Les affrontements font suite à l’installation de portiques de détection de métaux aux abords du lieu saint, en réponse à l’assassinat de deux policiers israéliens, le 14 juillet.
La funeste chronique d’une crise annoncée se décline en chiffres. Trois morts et plus de 450 blessés côté palestinien ; trois Israéliens tués au couteau dans la colonie d’Halamish, au nord-ouest de Ramallah. Tel est le bilan du seul vendredi 21 juillet, point d’orgue d’une semaine de fièvre autour de l’esplanade des Mosquées (mont du Temple pour les juifs).
Les affrontements qui ont émaillé les quartiers arabes de Jérusalem-Est ainsi que des villes en Cisjordanie étaient redoutés par tous les observateurs. Ils font suite à l’installation de portiques de détection de métaux par la police aux abords de l’esplanade, en réponse à l’assassinat de deux policiers par trois Arabes israéliens, le 14 juillet.

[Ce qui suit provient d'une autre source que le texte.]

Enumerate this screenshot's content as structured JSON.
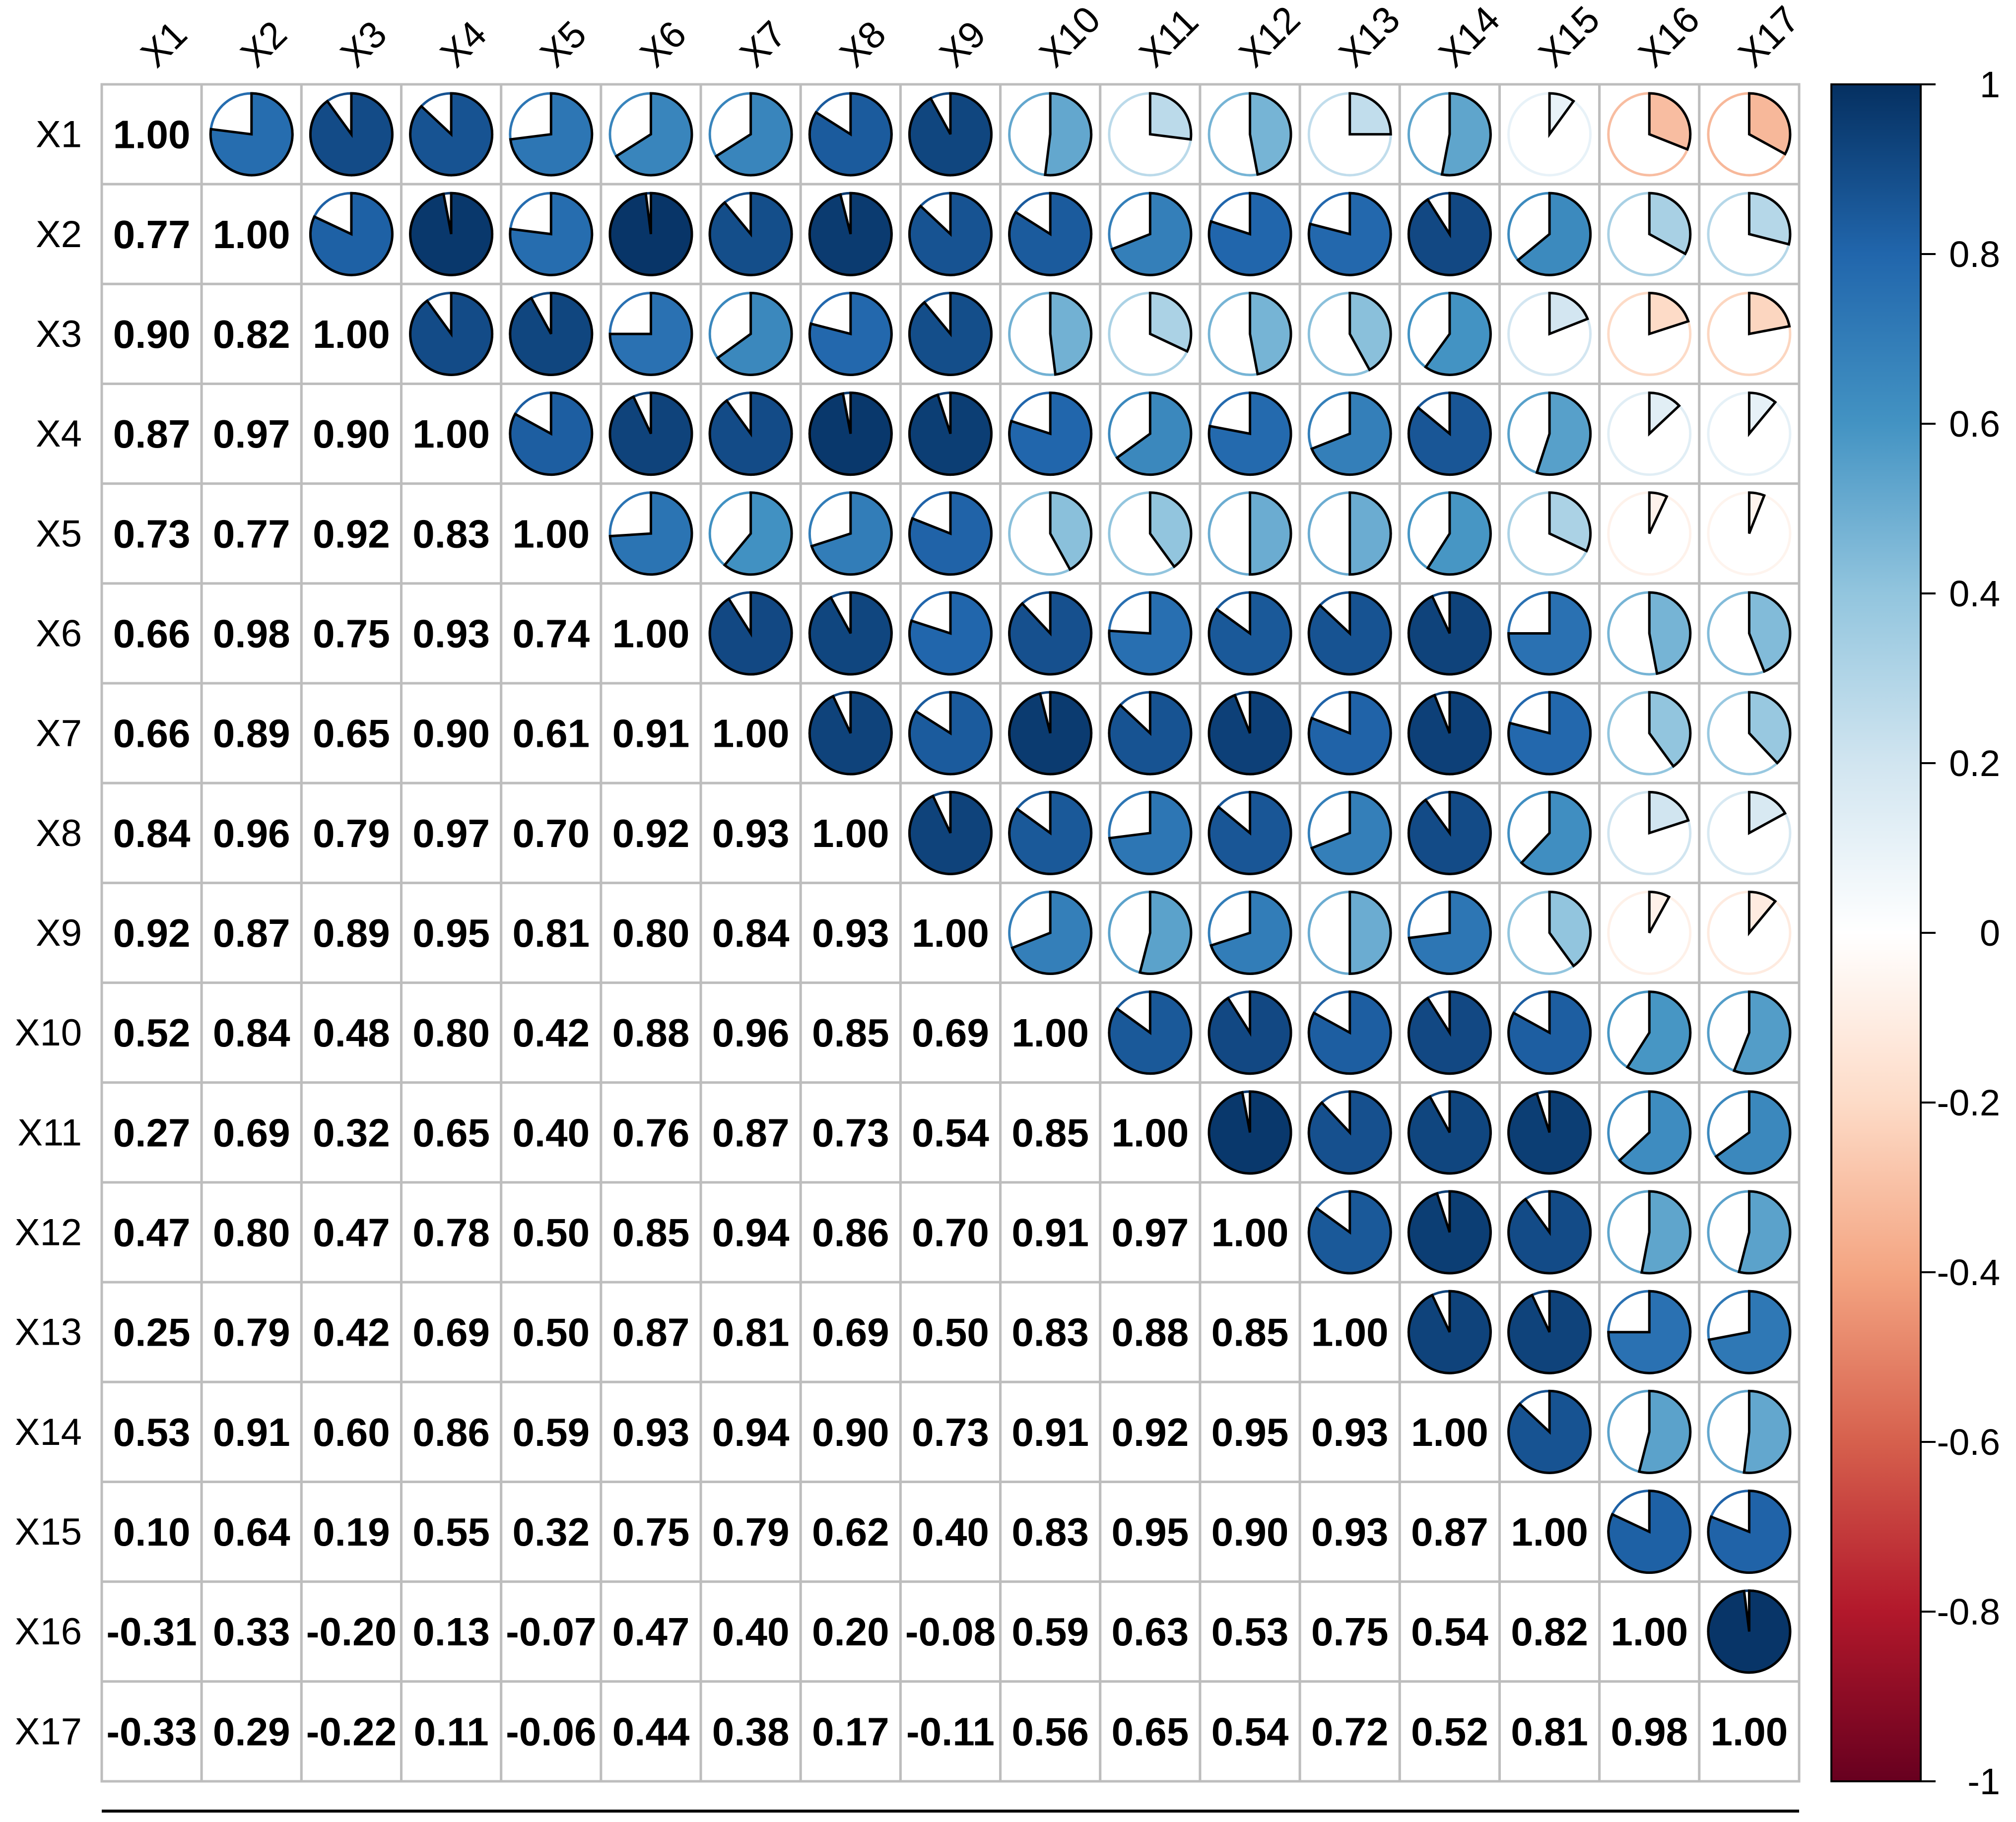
{
  "chart_data": {
    "type": "heatmap",
    "style": "correlation matrix: lower triangle numbers, upper triangle pie glyphs (filled clockwise from 12 o'clock by |r|)",
    "variables": [
      "X1",
      "X2",
      "X3",
      "X4",
      "X5",
      "X6",
      "X7",
      "X8",
      "X9",
      "X10",
      "X11",
      "X12",
      "X13",
      "X14",
      "X15",
      "X16",
      "X17"
    ],
    "lower_labels": [
      [],
      [
        "0.77"
      ],
      [
        "0.90",
        "0.82"
      ],
      [
        "0.87",
        "0.97",
        "0.90"
      ],
      [
        "0.73",
        "0.77",
        "0.92",
        "0.83"
      ],
      [
        "0.66",
        "0.98",
        "0.75",
        "0.93",
        "0.74"
      ],
      [
        "0.66",
        "0.89",
        "0.65",
        "0.90",
        "0.61",
        "0.91"
      ],
      [
        "0.84",
        "0.96",
        "0.79",
        "0.97",
        "0.70",
        "0.92",
        "0.93"
      ],
      [
        "0.92",
        "0.87",
        "0.89",
        "0.95",
        "0.81",
        "0.80",
        "0.84",
        "0.93"
      ],
      [
        "0.52",
        "0.84",
        "0.48",
        "0.80",
        "0.42",
        "0.88",
        "0.96",
        "0.85",
        "0.69"
      ],
      [
        "0.27",
        "0.69",
        "0.32",
        "0.65",
        "0.40",
        "0.76",
        "0.87",
        "0.73",
        "0.54",
        "0.85"
      ],
      [
        "0.47",
        "0.80",
        "0.47",
        "0.78",
        "0.50",
        "0.85",
        "0.94",
        "0.86",
        "0.70",
        "0.91",
        "0.97"
      ],
      [
        "0.25",
        "0.79",
        "0.42",
        "0.69",
        "0.50",
        "0.87",
        "0.81",
        "0.69",
        "0.50",
        "0.83",
        "0.88",
        "0.85"
      ],
      [
        "0.53",
        "0.91",
        "0.60",
        "0.86",
        "0.59",
        "0.93",
        "0.94",
        "0.90",
        "0.73",
        "0.91",
        "0.92",
        "0.95",
        "0.93"
      ],
      [
        "0.10",
        "0.64",
        "0.19",
        "0.55",
        "0.32",
        "0.75",
        "0.79",
        "0.62",
        "0.40",
        "0.83",
        "0.95",
        "0.90",
        "0.93",
        "0.87"
      ],
      [
        "-0.31",
        "0.33",
        "-0.20",
        "0.13",
        "-0.07",
        "0.47",
        "0.40",
        "0.20",
        "-0.08",
        "0.59",
        "0.63",
        "0.53",
        "0.75",
        "0.54",
        "0.82"
      ],
      [
        "-0.33",
        "0.29",
        "-0.22",
        "0.11",
        "-0.06",
        "0.44",
        "0.38",
        "0.17",
        "-0.11",
        "0.56",
        "0.65",
        "0.54",
        "0.72",
        "0.52",
        "0.81",
        "0.98"
      ]
    ],
    "diagonal_label": "1.00",
    "colorbar": {
      "range": [
        -1,
        1
      ],
      "ticks": [
        "1",
        "0.8",
        "0.6",
        "0.4",
        "0.2",
        "0",
        "-0.2",
        "-0.4",
        "-0.6",
        "-0.8",
        "-1"
      ],
      "colors": [
        "#67001F",
        "#B2182B",
        "#D6604D",
        "#F4A582",
        "#FDDBC7",
        "#FFFFFF",
        "#D1E5F0",
        "#92C5DE",
        "#4393C3",
        "#2166AC",
        "#053061"
      ]
    },
    "grid": true,
    "legend": "right"
  }
}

Depuis, à l’appel du Waqf – la fondation pieuse jordanienne gérant le lieu saint –, les fidèles musulmans refusent d’y pénétrer, participant à des prières de rue. Vendredi, la police a décidé de créer un cordon étanche autour de la vieille ville, en limitant les accès aux femmes et aux hommes de plus de 50 ans. Il s’agissait de parer au plus pressé après la décision du premier ministre israélien, Benyamin Nétanyahou, de maintenir les portiques, à l’issue d’une réunion du cabinet de sécurité, la nuit précédente.
Dès la soirée de vendredi, l’illusion de pouvoir juguler la violence palestinienne s’est évanouie. Un homme s’est infiltré dans la colonie d’Halamish, pendant le dîner de shabbat, avant de poignarder quatre personnes ; trois décéderont. L’armée a envoyé aux journalistes une photo du sol de la cuisine, entièrement couvert de sang. L’assassin, grièvement blessé, avait évoqué sur Facebook « la guerre contre Al-Aqsa » (le troisième lieu saint de l’islam) pour justifier son attaque, postant chaque jour des clichés du lieu saint.
« Punition »
Policiers, émeutiers, « martyrs » tueurs de colons : ces acteurs classiques des violences dans le conflit israélo-palestinien ont joué leur triste partition, vendredi. Mais un mouvement de résistance civique, non violent, mobilise aussi l’opinion publique palestinienne, chauffée par les médias et les responsables religieux.
La mosquée Al-Aqsa est la maison commune à défendre, par la prière de rue. Pour les croyants, il en va non seulement de leur foi, mais de leur identité et de leur fierté comme Palestiniens. Les habitants de Jérusalem-Est sont particulièrement mobilisés. L’esplanade des Mosquées fait partie de leur géographie intime. En y mettant les pieds, fin septembre 2000, Ariel Sharon, alors chef du Likoud, avait déclenché la seconde Intifada.
Walid Abou Ikab, 48 ans, vit aux Etats-Unis depuis trois décennies. Il est rentré à la mi-mai pour passer du temps en famille, à Nazareth. Vendredi, ce plombier a pris sa voiture, seul, dans la nuit, pour parvenir à l’entrée de l’esplanade dès l’aube. Mais il n’a pas pénétré sur le site, en raison des portiques.
« Ils sont totalement injustes, c’est une maison de prière ici. Avez-vous vu des portiques devant les églises ? » Walid Abou Ikab estime que cette mesure représente « une punition », marquant la domination israélienne sur le lieu saint. Lorsqu’on lui demande s’il perçoit une solidarité dans le monde arabe, ses yeux s’embuent. « Ce n’est pas facile de se sentir seul. »
Au pied de la montée conduisant vers la porte des Lions, des barrages de police empêchent les fidèles de monter. Le soleil cogne, peu d’ombre salvatrice. A la mi-journée, des centaines de Palestiniens ont afflué. A même le sol ou sur des tapis de prière, ils ont prié.
Un peu plus tôt, les policiers avaient tiré trois grenades assourdissantes pour ouvrir la voie à deux voitures.
Les affrontements entre les forces de l’ordre et les émeutiers ont été bien plus graves, au même moment, dans plusieurs quartiers de Jérusalem-Est, comme Wadi al-Joz, Silwan ou Abou Dis. Selon le Croissant-Rouge palestinien, 23 Palestiniens auraient été blessés par balles réelles.